Mrs Skipworth wants the caveat discharged so that she can use the Property as security to borrow funds to pay out the mortgage to RAMS. The plaintiffs will not be disadvantaged by such a course of action provided that Mrs Skipworth does not sell the Property or deal with it in any way except for the purpose of using it as security to borrow funds which are used for no purpose other than discharging the RAMS mortgage.
In all the circumstances, justice will be served if Mrs Skipworth is restrained by injunction from dealing with the property except for the purpose of using it as security for funds to discharge the RAMS mortgage or Mrs Skipworth gives an undertaking to that effect.
CIV 2374 of 2006
The facts in CIV 2374 of 2006 are similar to those in CIV 2373 of 2006 except for the following. The Credit Application and the guarantee and indemnity in favour of PMB Plasterboard are signed by Mr Skipworth only. The affidavit in support of the application for an extension of the caveat sworn by Mr Boccamazzo on 15 December 2006 annexed a copy of the relevant Credit Application to which, Mr Boccamazzo deposed, "the defendant signed a personal guarantee for monies owed pursuant to the credit account and charged his real property …". That might be ambiguous in that "the Defendant" is Mr and Mrs Skipworth not Mr Skipworth alone but Mr Boccamazzo referred to "his" real property not "their" real property. However, Mr Boccamazzo also annexed a copy of the certificate of title to the Property which he deposed was owned by "the Defendant". Importantly, counsel for the plaintiff informed Miller J, in effect, that the guarantee had been signed by both defendants.

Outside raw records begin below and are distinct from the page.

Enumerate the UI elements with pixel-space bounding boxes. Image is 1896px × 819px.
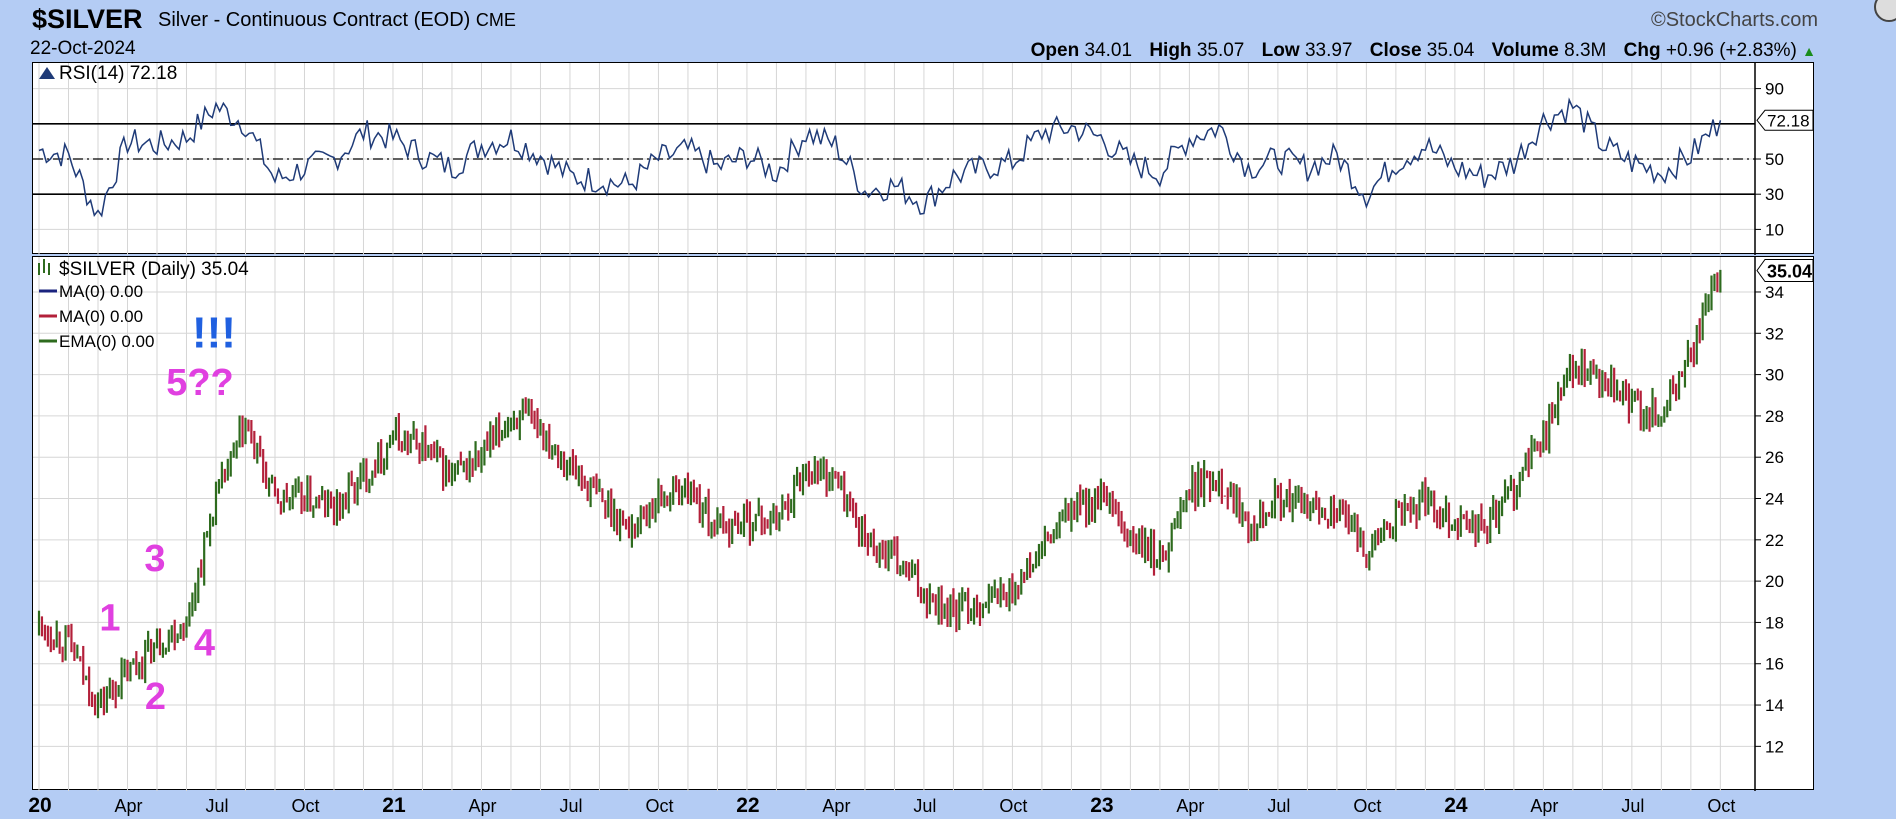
price-tick-label: 14: [1765, 696, 1784, 715]
rsi-legend-icon: [39, 67, 55, 79]
close-value: 35.04: [1426, 40, 1475, 61]
x-tick-label: Apr: [114, 796, 142, 816]
close-label: Close: [1369, 40, 1422, 61]
rsi-tick-label: 50: [1765, 150, 1784, 169]
open-label: Open: [1030, 40, 1080, 61]
x-tick-label: Oct: [291, 796, 319, 816]
x-tick-label: 21: [382, 794, 406, 817]
x-tick-label: Jul: [559, 796, 582, 816]
wave-annotation: 1: [99, 598, 120, 640]
rsi-last-value-label: 72.18: [1767, 111, 1810, 130]
rsi-series-line: [38, 97, 1722, 218]
x-tick-label: Jul: [913, 796, 936, 816]
low-value: 33.97: [1304, 40, 1353, 61]
volume-value: 8.3M: [1564, 40, 1607, 61]
price-tick-label: 30: [1765, 366, 1784, 385]
symbol-title: $SILVER: [32, 4, 143, 34]
price-tick-label: 28: [1765, 407, 1784, 426]
x-tick-label: Jul: [205, 796, 228, 816]
price-tick-label: 32: [1765, 324, 1784, 343]
x-tick-label: Jul: [1621, 796, 1644, 816]
legend-item-label: MA(0) 0.00: [59, 307, 143, 326]
price-last-value-label: 35.04: [1767, 262, 1812, 282]
x-tick-label: Oct: [1707, 796, 1735, 816]
x-tick-label: Oct: [999, 796, 1027, 816]
price-legend-icon: [38, 259, 50, 275]
x-tick-label: Oct: [1353, 796, 1381, 816]
x-tick-label: 20: [28, 794, 51, 817]
x-tick-label: Apr: [822, 796, 850, 816]
price-panel: 12 14 16 18 20 22 24 26 28 30 32 34 35.04 $SILVER (Da…: [32, 256, 1814, 791]
exchange-label: CME: [475, 10, 516, 30]
chart-date: 22-Oct-2024: [30, 38, 136, 59]
chart-header: $SILVER Silver - Continuous Contract (EO…: [0, 0, 1896, 62]
price-tick-label: 26: [1765, 448, 1784, 467]
legend-item-label: MA(0) 0.00: [59, 282, 143, 301]
wave-annotation: !!!: [192, 309, 236, 358]
change-label: Chg: [1623, 40, 1661, 61]
low-label: Low: [1261, 40, 1300, 61]
high-label: High: [1149, 40, 1192, 61]
ohlc-readout: Open 34.01 High 35.07 Low 33.97 Close 35…: [1019, 40, 1816, 62]
up-arrow-icon: ▲: [1802, 43, 1816, 59]
rsi-legend-label: RSI(14) 72.18: [59, 63, 177, 84]
x-tick-label: Apr: [1530, 796, 1558, 816]
change-value: +0.96 (+2.83%): [1665, 40, 1797, 61]
wave-annotation: 2: [145, 676, 166, 718]
x-tick-label: 24: [1444, 794, 1468, 817]
x-tick-label: 23: [1090, 794, 1113, 817]
rsi-tick-label: 10: [1765, 220, 1784, 239]
price-tick-label: 34: [1765, 283, 1784, 302]
open-value: 34.01: [1084, 40, 1133, 61]
price-tick-label: 12: [1765, 737, 1784, 756]
price-tick-label: 16: [1765, 655, 1784, 674]
high-value: 35.07: [1196, 40, 1245, 61]
brand-logo[interactable]: ©StockCharts.com: [1650, 9, 1818, 31]
price-tick-label: 22: [1765, 531, 1784, 550]
x-tick-label: 22: [736, 794, 759, 817]
x-tick-label: Apr: [468, 796, 496, 816]
rsi-panel: 10 30 50 90 72.18 RSI(14) 72.18: [32, 62, 1814, 255]
legend-item-label: EMA(0) 0.00: [59, 332, 154, 351]
volume-label: Volume: [1491, 40, 1559, 61]
description-text: Silver - Continuous Contract (EOD): [158, 9, 471, 31]
symbol-description: Silver - Continuous Contract (EOD) CME: [158, 9, 516, 32]
x-tick-label: Oct: [645, 796, 673, 816]
settings-circle-icon[interactable]: [1874, 0, 1896, 22]
rsi-tick-label: 90: [1765, 80, 1784, 99]
x-tick-label: Jul: [1267, 796, 1290, 816]
wave-annotation: 5??: [166, 362, 234, 404]
price-tick-label: 24: [1765, 490, 1784, 509]
rsi-tick-label: 30: [1765, 185, 1784, 204]
price-last-value-tag: [1756, 259, 1814, 283]
wave-annotation: 3: [144, 538, 165, 580]
price-tick-label: 20: [1765, 572, 1784, 591]
price-tick-label: 18: [1765, 613, 1784, 632]
rsi-chart: 10 30 50 90 72.18 RSI(14) 72.18: [33, 63, 1814, 255]
rsi-last-value-tag: [1756, 109, 1814, 131]
price-legend-label: $SILVER (Daily) 35.04: [59, 259, 249, 280]
x-tick-label: Apr: [1176, 796, 1204, 816]
wave-annotation: 4: [194, 622, 215, 664]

Counsel for the plaintiff claimed that the Credit Application and guarantee is effective to create a charge in relation to Mr Skipworth's interest in the Property. Whether or not the Credit Application is effective to create a charge in relation to Mr Skipworth's interest in the Property depends at least upon the proper construction of the Credit Application. The certificate of title to the property records that caveat I980968 by PMB Plasterboard is "as to the interest of [Mr Skipworth] only". However, whether that is so or not, that is a different case than that which was presented to Miller J. The ex parte order should be discharged.
CIV 2375 of 2006
The relevant facts and circumstances of CIV 2375 of 2006 are relevantly indistinguishable from those in CIV 2373 of 2006. The ex parte order extending the operation of the caveat should be discharged.
CIV 2376 of 2006
The facts and circumstances of CIV 2376 of 2006 are relevantly indistinguishable from those of CIV 2373 of 2006. The order extending the operation of the caveat should be discharged.
Conclusion
The order of 29 December 2006 extending the operation of each of the caveats should be discharged. Mrs Skipworth should give an undertaking, or an injunction should be issued, restraining Mrs Skipworth from dealing with the Property except for the purpose of use as a security for raising funds to pay out the RAMS mortgage. I will hear from the parties as to the appropriate orders to give effect to these reasons.